Business Owners Need to be Honest…with Themselves

Business Owners Need to be Honest…with Themselves

The term “red herring” has an origin that that is not easily identifiable by most people.

In the 1800’s fugitives in England would rub a herring across their trail in order to divert the bloodhounds pursuing them. In the 1920’s the term “red herring” was used by American investment bankers…as a warning to investors…to describe preliminary prospectuses that were not complete and generally contained misrepresentations.

The metaphorical “red herring” has evolved, in the common parlance, to describe efforts to get a point accepted, or to win an argument, by diverting attention from the real issue.

A red herring can be a handy defensive ploy in a business negotiation, but sometimes small businessmen use what I call a “personal red herring”, which is essentially lying to themselves. A red herring is OK as a communication tactic, but when one is used personally, the worst kind of non-productivity is created and the risk is run that other well-made business plans and activities will be destroyed.

In Hamlet, perhaps the most famous play of William Shakespeare, this issue was highlighted in the warning given by Polonius to his son Laertes, when he said “This above all, to thy own self be true”.

The underlying meaning is that if you cannot be true to yourself and always tell yourself the truth, you can’t possibly be true to your dream.
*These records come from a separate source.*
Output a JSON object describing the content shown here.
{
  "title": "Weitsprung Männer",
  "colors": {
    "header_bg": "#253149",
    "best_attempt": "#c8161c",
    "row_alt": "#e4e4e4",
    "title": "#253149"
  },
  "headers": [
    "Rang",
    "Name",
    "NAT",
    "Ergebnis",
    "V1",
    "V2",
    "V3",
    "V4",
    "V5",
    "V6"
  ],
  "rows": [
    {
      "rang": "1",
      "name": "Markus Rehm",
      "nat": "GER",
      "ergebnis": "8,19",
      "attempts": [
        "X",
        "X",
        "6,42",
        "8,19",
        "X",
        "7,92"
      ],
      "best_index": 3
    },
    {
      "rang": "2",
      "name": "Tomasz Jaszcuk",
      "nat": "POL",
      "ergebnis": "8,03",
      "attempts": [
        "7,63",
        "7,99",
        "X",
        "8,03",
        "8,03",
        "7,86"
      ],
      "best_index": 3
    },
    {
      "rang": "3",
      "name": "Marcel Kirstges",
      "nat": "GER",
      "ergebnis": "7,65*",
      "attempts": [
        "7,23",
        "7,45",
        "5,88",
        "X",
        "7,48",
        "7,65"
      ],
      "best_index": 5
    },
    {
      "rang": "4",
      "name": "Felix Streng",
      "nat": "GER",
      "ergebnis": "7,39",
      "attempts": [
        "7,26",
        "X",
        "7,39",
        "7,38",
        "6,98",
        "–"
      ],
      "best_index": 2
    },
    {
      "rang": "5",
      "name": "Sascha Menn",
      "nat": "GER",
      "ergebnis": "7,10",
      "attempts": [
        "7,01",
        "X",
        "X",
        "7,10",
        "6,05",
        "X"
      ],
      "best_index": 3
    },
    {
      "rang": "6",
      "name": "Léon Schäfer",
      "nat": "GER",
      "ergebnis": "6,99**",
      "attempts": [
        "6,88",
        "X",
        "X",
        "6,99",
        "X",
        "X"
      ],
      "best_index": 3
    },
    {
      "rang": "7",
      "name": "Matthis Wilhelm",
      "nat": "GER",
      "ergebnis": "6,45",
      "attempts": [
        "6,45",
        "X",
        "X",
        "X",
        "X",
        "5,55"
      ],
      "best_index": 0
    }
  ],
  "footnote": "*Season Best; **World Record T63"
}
Your business dream.

We all understand that a false dream in an entrepreneurial enterprise is the trigger for a huge business meltdown just waiting to happen.

The most difficult challenge for any entrepreneur is knowing when to keep believing and when to move to other things. . The dilemma, in real terms, can range from the reasonableness of a small piece of the corporate business or marketing plan, to the entire validity of the underlying vision and viability of the business model.

One recurring crossroads faced by every entrepreneur at intervals in their business career is the infamous “go—no go” decision requirement.  The answer is quite simple…found by asking this simple  question: “Do I have a fighting chance or just a chance to fight?”  The key to success in business, may be as simple as properly identifying the answer to that question.

The ultimate way to tell if you’re merely dragging a stinking fish across the trail of your personal dream is by “checking your position”. 

There are a few ways to do this: 

  1. Conduct enough due diligence to see if your plan has a chance of success.  Just saying things will work out is a red herring. 
  2. Identify you’re creating successful results. If nothing is working,  telling yourself that only more hard work is needed is not reality.
  3. Is your business performing? Incurring costs without creating opportunity says you’re on the wrong trail or have the wrong dream.

Even with just small success the business vision may just need re-focus or extra effort. In order to evaluate this small business owners need all the facts they can get their hands on. And they need the truth from all parties…customers, suppliers, employees, consultants…but most of all from themselves.

Do not use red herrings in business in any way.  Remember the quote above This above all, to thy own self be true”.